FABIO FRANCIONE: E’ stata una serie di coincidenze venutesi a creare al momento giusto. Da una decina d’anni in uno dei cassetti del Festival, ecco il nome files, avevo riposto i film di Jacopetti. Ritenevo non giunto il momento di organizzare se non una retrospettiva, un omaggio a Mondo cane e dintorni. Poi, all’improvviso cominciano ad uscire quasi contemporaneamente il libro su Jacopetti di Loparco, il restauro dell’Occhio selvaggio di Cavara, la pubblicazione della sceneggiatura e la monografia dedicatagli da Fogliato. Ho detto: è arrivato il momento. Con Fogliato avevamo già lavorato sul cinema di Haneke e la sintonia sul progetto è stata massima e condivisa su ogni singolo aspetto sia della retrospettiva, che non è ancora conclusa perché spalmata su un quadriennio e quest’anno toccherà all’ultimo file Le strade si dividono. Da Mondo Candido a Belve feroci 1975-1984, sia sul libro. Credo che l’equilibrio tra le parti inedite e la parte edita sia la dimostrazione del metodo di lavoro adottato.

Quali, se secondo te ve ne sono, sono gli aspetti legati al suddetto filone filmico ancora da approfondire?

FABIO FRANCIONE: Da un lato mi piacerebbe che gli argomenti fossero esauriti; invece so che non è così. Innanzitutto, nel libro scontorniamo l’intera filmografia dei Fratelli Castiglioni, ritengo questa una riscoperta che può dare il via a nuovi studi sul filone “Mondo” più scientifico ed intellettuale che bazinianamente s’intreccia con il documentario etnografico come anche valutare l’apporto di scrittori come Moravia, mondato dall’aspetto alimentare che non va assolutamente trascurato. Di certo, molti film fuori tempo massimo, cioè dall’84 in poi, sono stati realizzati come anche varrebbe la pena di studiare le influenze che ha originato un film come Belve feroci di Prosperi. Proprio Prosperi, rivedendo i film e scrivendo il libro, viene fuori prepotentemente e credo che non debba più venire considerato solo come un collaboratore,il più assiduo e costante fino alla rottura di Mondo Candido, di Jacopetti. Una bella retrospettiva potrebbe però essere anche Jacopetti&Jacopettismi in cui affastellare un programma che unisca cinema, tv, nuovi media, arrivando fino all’attualità. Non dico contemporaneità, ma attualità per dar la dimensione esatta della misura dello sguardo jacopettiano e dunque dei mondo sulla cronaca, sul raccontare e i modi di farlo. 

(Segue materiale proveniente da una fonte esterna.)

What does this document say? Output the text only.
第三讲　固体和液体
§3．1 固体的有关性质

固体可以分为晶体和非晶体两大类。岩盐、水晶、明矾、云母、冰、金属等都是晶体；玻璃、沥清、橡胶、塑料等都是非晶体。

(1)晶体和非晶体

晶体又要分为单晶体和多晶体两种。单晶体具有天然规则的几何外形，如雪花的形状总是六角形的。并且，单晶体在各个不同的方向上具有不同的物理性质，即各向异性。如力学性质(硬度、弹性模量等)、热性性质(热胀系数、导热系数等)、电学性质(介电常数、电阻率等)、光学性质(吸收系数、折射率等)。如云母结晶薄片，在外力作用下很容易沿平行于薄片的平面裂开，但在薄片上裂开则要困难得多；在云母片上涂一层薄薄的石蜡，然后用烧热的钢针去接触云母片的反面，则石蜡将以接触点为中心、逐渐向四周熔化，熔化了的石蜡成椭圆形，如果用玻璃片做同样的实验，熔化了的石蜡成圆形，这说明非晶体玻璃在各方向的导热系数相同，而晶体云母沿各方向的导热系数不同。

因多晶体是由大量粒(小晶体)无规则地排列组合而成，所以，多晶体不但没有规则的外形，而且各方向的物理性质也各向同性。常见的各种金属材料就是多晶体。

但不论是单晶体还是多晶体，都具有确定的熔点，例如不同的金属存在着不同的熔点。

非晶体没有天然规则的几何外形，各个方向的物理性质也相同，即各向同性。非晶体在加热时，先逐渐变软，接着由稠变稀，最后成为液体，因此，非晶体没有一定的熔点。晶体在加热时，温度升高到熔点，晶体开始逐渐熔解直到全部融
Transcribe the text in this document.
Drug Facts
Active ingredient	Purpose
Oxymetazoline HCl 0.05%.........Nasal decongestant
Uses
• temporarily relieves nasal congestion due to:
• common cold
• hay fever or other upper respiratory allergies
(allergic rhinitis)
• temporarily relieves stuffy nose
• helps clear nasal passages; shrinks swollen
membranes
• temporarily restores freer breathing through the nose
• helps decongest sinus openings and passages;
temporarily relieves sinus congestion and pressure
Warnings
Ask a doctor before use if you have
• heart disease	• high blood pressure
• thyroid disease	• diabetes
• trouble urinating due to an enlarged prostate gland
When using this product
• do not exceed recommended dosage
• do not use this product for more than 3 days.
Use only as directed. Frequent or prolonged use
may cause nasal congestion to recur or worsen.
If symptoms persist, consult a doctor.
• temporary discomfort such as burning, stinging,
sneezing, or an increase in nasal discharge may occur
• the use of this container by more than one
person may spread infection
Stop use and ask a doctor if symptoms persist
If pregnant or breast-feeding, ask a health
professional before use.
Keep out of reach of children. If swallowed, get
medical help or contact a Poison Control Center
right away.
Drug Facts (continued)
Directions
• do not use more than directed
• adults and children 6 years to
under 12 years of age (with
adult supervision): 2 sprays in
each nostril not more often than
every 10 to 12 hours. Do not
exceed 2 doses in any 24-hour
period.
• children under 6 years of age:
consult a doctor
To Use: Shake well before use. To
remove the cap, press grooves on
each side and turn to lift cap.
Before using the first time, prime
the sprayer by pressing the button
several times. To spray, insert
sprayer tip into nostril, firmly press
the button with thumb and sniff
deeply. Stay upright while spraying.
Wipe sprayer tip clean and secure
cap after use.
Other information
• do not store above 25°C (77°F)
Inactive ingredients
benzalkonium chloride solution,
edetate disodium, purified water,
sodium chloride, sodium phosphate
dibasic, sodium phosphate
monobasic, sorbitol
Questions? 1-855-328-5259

belve feroci posterPiù in generale, vi sono argomenti legati al cinema italiano e non, che secondo il tuo giudizio necessiterebbero di un lavoro di ricerca? Ha in progetto in tal senso la scrittura di nuovi lavori monografici e non?

FABRIZIO FOGLIATO: La mia ricerca – quella che tra l’altro ha dato vita ai miei saggi sul cinema italiano – è indirizzata alla riscoperta e valorizzazione di un patrimonio culturale che risulta ancora incredibilmente nascosto tra le pieghe di una produzione magmatica e compulsiva. Il cinema italiano presenta gioielli cinematografici dimenticati che, allora come oggi, non hanno goduto della giusta visibilità e valorizzazione. Sto quindi lavorando ad un progetto ampio e ancora tutto da definire che vuole scandagliare alcuni momenti cinematografici-storici ben circostanziati (il boom economico, ll biennio 1968-69, l’ultimo lustro degli anni ’70… per fare solo degli esempi) decisamente rilevanti della nostra cinematografia. La scrittura è, comunque, una fase ancora lontana dal concretizzarsi… per ora è solo il momento dello studio e della ricerca.